In my curiosity, I went up to talk to the representative at NORD’s booth. I didn’t know then I would be talking to a vice president of NORD, Mary Cobb. Neither did I have any idea of what would happen following that conversation. From what I heard about NORD by talking to Mary, I became very interested in learning more about this organization or even working with NORD. I asked if there’s any opportunity to do my Master’s thesis project with NORD. Mary and I stayed in touch after the conference. In 2 months’ time, I visited NORD’s office in Danbury, CT and met Marsha Lanes, NORD’s genetic counselor, who later would become my mentor in the project. With the help of many individuals from NORD and the rare disease community, the idea to develop this high school curriculum came forth and was materialized.

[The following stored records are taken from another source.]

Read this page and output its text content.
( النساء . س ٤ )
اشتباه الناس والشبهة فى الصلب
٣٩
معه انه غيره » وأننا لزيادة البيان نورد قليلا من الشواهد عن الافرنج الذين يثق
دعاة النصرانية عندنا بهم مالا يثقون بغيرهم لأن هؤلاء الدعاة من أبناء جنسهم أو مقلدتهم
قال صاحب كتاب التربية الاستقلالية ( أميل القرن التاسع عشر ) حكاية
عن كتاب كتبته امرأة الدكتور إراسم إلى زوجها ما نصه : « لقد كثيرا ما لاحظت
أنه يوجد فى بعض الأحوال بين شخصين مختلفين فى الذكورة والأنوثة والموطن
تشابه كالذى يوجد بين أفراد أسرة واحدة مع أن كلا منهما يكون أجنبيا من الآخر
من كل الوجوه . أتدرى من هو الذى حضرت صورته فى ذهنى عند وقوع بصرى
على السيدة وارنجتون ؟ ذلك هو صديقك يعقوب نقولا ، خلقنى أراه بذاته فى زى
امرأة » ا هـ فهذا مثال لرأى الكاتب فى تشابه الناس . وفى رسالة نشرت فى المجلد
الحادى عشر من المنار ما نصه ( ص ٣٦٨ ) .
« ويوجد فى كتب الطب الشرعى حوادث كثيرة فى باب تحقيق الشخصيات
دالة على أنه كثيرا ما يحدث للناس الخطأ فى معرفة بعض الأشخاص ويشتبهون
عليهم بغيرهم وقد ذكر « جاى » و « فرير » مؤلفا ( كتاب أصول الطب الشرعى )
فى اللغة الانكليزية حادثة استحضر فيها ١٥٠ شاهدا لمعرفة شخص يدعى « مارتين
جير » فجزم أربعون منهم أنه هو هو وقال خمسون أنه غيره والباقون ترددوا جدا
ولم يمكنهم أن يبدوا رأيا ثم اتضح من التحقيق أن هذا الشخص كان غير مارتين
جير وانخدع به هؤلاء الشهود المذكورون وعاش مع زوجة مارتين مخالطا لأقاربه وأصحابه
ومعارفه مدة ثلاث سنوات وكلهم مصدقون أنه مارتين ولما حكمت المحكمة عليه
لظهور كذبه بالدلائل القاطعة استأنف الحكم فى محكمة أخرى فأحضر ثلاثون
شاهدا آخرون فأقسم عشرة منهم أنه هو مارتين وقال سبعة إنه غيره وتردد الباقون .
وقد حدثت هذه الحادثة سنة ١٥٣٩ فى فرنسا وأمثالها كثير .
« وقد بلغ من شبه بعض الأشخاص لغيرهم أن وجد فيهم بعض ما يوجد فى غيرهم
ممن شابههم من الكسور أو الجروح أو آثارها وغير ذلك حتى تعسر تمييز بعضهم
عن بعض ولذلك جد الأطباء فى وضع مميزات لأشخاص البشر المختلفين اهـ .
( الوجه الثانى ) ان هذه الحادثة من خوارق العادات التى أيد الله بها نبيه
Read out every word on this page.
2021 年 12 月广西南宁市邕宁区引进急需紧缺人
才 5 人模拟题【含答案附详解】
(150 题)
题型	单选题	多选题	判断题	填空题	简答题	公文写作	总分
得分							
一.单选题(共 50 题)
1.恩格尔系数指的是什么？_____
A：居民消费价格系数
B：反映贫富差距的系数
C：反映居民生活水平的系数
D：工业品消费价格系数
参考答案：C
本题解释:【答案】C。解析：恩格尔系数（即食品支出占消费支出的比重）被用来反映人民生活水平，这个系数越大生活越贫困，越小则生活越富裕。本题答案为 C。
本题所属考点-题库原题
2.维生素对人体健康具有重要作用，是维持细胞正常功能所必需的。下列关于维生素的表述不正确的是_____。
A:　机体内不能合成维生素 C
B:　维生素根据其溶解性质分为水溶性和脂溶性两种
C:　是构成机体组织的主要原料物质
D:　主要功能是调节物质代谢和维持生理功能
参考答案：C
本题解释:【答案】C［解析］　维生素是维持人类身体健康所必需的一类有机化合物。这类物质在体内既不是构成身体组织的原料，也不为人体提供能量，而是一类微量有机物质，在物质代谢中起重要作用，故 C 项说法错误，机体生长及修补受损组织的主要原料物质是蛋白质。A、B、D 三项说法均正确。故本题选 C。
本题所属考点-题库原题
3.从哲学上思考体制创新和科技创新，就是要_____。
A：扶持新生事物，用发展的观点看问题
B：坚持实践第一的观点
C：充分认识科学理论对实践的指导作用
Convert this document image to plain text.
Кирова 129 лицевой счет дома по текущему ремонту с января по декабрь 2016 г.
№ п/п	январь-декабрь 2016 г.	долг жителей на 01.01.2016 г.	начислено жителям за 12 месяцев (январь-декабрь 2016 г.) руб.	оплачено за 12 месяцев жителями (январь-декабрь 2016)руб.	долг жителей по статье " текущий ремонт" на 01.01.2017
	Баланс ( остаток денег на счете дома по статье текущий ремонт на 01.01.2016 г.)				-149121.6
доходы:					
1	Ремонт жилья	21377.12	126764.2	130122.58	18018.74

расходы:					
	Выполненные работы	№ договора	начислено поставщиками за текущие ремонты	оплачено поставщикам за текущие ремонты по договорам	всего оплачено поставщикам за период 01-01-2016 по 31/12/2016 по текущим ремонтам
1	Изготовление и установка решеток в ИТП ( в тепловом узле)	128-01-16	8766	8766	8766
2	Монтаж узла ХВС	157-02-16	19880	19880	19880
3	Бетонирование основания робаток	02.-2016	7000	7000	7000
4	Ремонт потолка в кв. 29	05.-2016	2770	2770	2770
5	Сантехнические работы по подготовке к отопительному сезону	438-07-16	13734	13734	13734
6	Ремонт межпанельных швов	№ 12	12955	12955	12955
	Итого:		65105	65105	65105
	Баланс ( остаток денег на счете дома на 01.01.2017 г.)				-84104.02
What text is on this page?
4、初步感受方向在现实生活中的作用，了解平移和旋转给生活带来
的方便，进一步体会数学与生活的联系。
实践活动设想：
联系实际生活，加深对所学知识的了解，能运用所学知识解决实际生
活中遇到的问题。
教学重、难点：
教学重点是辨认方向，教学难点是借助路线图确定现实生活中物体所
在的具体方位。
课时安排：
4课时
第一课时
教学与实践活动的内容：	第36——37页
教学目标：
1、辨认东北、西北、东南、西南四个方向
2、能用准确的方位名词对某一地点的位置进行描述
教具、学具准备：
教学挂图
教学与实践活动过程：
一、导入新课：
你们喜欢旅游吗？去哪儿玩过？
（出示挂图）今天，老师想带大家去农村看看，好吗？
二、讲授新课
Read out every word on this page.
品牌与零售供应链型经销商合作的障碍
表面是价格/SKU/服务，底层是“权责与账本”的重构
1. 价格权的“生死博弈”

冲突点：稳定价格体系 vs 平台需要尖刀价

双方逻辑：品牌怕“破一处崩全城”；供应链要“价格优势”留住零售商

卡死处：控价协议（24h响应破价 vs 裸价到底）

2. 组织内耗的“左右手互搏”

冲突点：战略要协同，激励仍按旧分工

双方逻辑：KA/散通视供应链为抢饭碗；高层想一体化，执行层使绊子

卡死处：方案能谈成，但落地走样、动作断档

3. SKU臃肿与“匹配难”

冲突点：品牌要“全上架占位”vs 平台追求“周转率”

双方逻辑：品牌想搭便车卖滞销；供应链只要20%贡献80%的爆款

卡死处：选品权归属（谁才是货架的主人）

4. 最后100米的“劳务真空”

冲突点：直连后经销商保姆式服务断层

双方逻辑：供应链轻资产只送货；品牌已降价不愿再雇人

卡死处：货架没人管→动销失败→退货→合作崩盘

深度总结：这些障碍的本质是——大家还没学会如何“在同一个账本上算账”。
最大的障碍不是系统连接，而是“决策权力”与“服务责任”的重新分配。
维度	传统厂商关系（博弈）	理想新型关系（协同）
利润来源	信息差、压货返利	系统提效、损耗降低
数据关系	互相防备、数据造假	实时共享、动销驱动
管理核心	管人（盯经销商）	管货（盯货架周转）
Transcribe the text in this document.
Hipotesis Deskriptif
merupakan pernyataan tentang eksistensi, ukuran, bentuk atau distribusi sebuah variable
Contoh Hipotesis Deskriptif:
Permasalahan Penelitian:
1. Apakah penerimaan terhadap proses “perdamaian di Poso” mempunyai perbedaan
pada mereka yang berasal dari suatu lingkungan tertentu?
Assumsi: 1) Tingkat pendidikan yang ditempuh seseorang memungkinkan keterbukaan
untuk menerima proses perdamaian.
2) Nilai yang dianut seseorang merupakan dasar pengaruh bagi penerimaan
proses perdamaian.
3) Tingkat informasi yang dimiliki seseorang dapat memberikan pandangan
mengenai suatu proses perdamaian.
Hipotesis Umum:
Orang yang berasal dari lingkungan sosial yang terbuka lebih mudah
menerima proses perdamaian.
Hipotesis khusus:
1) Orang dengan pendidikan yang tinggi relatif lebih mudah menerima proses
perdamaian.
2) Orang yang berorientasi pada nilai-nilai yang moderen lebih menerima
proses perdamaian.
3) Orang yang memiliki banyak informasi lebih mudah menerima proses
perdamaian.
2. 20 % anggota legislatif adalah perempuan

As I reflected on my experience working with NORD, I felt incredibly grateful of all the support I have received throughout my project. I never felt I was without guidance or direction at any point, but neither did I ever feel I was restricted or not given the freedom to implement my own ideas. I am grateful to Marsha Lanes, Mary Cobb, Mary Dunkle, and Tai Spargo, as well as many other individuals from NORD who were involved with the project. I’d like to thank my advisor from Sarah Lawrence College, Caroline Lieber, as well as all the high school teachers, students, and parents who helped review the curriculum. My appreciation extends to the 600 high school students and their teachers around the country who used our curriculum in their classrooms. Lastly, I am extremely thankful for the over 700 individuals in the rare disease community who have completed my survey. You, the reader of my article, may be one of them – so thank you!